Ein von seinem Dienstherren bewilligter Rom-Aufenthalt verschaff­te Muffat die Möglichkeit, sich bei Bernardo Pasquini und Arcangelo Corelli weiterzubilden. Diese intensive Beschäftigung mit den beiden großen europäischen Stilrichtungen befähigte ihn, einer der wirklichen Meister des „vermischten Stils“ zu werden. Die Missa in labore requies ist nun allerdings ein typisches Monumentalwerk Biber’scher Prägung, das geschickt die damals vorherrschenden Musizierverhältnisse im Salzburger Dom (vier Emporen mit vier Orgeln) mit der dem Erbe venezianischer Mehrchörigkeit sowie der Beherrschung der grundlegenden Stilistika zeitgenössischer Kom­posi­tionskunst (prima prattica, seconda prattica) verpflichteten Meisterschaft verbindet.

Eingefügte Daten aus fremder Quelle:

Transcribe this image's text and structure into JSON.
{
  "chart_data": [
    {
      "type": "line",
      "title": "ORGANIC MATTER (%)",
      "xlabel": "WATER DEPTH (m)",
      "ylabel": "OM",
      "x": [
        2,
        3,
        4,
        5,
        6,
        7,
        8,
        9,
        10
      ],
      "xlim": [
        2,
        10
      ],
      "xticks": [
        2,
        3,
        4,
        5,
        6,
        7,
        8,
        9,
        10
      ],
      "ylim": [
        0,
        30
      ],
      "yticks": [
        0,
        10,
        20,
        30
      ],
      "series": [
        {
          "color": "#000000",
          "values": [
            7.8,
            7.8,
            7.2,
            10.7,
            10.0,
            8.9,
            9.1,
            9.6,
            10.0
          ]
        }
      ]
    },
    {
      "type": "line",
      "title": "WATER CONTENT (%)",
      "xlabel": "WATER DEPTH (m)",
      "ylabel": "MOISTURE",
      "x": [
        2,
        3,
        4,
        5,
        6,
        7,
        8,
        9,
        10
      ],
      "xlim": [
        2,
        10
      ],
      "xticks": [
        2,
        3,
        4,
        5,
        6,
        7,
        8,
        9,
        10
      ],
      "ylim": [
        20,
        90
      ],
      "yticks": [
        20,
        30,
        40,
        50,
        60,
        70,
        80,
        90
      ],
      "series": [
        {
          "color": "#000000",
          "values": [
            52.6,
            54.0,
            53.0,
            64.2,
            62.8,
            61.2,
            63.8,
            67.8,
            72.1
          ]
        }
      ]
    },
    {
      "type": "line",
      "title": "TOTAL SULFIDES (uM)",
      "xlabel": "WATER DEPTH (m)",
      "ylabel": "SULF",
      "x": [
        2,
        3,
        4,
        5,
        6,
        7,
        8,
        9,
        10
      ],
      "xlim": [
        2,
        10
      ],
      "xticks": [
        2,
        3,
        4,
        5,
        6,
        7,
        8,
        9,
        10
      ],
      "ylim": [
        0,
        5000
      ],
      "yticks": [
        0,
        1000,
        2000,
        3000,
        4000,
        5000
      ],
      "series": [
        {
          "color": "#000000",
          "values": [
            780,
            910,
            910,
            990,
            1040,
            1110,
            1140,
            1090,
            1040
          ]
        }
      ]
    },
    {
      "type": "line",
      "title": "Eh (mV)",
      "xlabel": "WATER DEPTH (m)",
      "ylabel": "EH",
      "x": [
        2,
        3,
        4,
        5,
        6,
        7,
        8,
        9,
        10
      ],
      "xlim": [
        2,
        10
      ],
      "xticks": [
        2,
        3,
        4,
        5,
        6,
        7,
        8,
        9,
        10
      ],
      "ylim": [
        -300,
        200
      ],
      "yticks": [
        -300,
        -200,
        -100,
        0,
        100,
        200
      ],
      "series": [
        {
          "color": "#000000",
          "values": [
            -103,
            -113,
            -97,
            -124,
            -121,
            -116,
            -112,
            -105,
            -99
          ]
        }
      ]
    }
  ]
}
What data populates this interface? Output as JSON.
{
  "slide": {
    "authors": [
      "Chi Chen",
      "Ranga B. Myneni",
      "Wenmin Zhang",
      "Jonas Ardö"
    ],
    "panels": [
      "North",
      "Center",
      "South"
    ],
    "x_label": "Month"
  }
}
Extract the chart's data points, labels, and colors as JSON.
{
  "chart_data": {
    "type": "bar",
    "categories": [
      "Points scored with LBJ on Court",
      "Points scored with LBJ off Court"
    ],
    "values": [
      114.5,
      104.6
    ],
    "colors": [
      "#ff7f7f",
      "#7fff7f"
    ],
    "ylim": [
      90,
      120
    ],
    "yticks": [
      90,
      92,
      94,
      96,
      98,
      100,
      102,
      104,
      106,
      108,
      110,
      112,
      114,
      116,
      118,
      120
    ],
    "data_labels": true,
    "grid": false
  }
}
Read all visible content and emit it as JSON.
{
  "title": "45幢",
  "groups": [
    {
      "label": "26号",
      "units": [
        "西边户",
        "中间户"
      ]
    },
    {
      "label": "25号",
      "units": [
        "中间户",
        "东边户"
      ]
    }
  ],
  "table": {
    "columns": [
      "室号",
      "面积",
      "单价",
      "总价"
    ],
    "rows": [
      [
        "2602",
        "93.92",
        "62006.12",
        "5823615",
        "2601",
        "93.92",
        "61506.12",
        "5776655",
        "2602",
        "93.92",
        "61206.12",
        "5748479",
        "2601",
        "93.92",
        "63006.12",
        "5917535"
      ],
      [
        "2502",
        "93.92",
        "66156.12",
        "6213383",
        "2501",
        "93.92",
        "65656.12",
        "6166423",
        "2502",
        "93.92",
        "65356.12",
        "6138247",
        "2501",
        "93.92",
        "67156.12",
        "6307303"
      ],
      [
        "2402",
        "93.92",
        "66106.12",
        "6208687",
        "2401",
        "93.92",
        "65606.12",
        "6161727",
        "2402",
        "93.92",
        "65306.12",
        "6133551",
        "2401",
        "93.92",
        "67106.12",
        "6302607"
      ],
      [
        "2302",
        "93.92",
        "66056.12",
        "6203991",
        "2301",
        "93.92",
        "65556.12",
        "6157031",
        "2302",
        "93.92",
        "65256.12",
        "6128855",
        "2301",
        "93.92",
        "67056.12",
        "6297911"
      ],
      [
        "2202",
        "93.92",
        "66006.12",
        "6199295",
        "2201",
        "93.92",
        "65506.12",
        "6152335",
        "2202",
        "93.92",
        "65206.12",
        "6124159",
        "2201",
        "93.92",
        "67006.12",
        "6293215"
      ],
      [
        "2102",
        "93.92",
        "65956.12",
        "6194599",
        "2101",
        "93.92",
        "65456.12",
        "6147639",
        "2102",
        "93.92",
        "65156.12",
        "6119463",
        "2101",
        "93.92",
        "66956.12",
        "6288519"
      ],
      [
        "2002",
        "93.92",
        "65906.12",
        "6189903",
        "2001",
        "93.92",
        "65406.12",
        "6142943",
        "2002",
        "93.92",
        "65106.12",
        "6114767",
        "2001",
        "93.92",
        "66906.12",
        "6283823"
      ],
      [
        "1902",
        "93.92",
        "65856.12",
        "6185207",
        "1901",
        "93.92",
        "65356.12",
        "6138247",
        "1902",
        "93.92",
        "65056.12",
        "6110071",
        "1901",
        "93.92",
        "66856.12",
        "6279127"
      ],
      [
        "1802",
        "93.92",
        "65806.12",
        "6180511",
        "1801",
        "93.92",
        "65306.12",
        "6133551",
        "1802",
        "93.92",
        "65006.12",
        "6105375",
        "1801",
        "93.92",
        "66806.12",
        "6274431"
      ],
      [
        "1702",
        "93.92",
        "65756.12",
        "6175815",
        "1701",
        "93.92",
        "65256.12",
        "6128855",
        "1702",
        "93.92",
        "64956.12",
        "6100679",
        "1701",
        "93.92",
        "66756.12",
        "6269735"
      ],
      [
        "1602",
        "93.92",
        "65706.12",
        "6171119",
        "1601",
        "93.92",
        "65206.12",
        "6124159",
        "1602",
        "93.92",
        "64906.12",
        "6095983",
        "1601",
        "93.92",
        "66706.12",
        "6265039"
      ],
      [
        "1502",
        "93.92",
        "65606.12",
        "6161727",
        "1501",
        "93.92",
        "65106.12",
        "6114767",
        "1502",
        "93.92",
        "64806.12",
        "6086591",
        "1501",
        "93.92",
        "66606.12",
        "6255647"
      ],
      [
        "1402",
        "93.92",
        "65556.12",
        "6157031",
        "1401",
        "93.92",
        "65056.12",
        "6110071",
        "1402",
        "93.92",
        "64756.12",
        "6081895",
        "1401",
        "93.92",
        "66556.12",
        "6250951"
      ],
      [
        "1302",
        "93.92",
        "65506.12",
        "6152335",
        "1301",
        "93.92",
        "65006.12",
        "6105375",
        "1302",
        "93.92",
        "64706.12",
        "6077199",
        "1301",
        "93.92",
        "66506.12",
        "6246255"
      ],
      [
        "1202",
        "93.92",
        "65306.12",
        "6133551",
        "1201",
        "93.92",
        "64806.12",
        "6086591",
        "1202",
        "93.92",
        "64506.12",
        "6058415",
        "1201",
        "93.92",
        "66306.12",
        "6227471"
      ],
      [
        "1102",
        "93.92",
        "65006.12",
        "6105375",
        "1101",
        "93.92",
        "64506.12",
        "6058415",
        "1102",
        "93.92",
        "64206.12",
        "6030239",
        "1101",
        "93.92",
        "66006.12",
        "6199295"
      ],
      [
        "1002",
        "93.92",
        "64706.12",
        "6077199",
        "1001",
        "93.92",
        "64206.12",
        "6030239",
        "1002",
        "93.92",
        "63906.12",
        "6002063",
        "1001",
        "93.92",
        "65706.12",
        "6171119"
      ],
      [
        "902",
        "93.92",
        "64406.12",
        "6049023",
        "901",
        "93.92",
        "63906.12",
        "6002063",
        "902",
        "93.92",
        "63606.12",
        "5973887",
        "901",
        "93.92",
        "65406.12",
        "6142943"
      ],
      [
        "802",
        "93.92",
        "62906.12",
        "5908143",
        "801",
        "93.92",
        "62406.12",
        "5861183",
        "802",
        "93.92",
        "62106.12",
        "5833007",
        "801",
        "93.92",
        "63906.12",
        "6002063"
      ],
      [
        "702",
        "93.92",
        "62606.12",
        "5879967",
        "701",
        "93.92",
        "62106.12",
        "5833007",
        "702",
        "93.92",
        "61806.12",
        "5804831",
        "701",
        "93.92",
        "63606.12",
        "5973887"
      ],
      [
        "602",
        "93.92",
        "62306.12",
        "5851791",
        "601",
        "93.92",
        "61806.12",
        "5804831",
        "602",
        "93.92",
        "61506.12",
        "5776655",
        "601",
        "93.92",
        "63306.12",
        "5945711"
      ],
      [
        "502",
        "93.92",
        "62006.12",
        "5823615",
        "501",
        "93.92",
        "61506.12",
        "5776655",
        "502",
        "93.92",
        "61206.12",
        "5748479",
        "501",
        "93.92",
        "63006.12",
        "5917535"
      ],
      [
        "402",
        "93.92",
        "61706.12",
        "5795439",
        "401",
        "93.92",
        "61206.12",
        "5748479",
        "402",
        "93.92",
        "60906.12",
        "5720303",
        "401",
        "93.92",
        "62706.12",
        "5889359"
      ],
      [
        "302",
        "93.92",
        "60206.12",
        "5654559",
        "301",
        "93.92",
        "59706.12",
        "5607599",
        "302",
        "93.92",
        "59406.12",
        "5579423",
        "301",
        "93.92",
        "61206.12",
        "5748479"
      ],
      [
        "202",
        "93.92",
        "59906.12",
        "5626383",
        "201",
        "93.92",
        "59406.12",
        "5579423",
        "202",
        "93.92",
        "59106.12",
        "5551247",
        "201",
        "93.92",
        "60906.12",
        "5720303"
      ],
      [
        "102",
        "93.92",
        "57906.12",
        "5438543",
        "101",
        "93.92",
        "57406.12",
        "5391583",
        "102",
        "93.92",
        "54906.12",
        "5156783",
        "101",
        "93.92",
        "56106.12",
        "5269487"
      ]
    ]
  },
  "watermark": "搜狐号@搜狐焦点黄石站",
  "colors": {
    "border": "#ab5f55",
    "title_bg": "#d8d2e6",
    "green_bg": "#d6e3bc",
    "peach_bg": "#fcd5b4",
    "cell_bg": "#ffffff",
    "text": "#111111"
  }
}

Es ist eine genussreich zu hörende Musik, die insgesamt sehr repräsentativ wirkt, zugleich den Messetext überzeugend deutet. Schöne Detaillösungen sind beispielsweise die sordiniert geblasenen Trompeten, die eine ganz erstaunliche, dem Streicher-col legno sehr ähnliche rhythmische und klangfarbliche Struktur hörbar machen. Johannes Strobl hat für diese ambitionierte Einspielung eine famose, aus zahlreichen renommierten Namen der Alte Mu­sik-Szene bestehende Musikertruppe aufgeboten, wobei vor allem das Trompetenconsort Innsbruck und das Ensemble „Les Cornets Noirs“ einen ausgezeichneten Eindruck hinterlassen. Das hochprofessionelle Vokalensemble „Cappella Murensis“ singt mit hervorragender Durchhörbarkeit und Klangschönheit, unterstützt von ins­gesamt fünf namhaften Organisten, die an drei Positiven und an den beiden Bossart’-schen Chororgeln wirken. Ergänzt wird das Programm der CD durch prächtige Instrumentalsonaten der Muffat’schen Kollegen und Zeit­genossen Biber, Schmelzer und Bertali. – Eine Einspielung, deren Klangbild die Pracht der vielchörig-repräsentativen Musik hervorragend zur Geltung kommen lässt!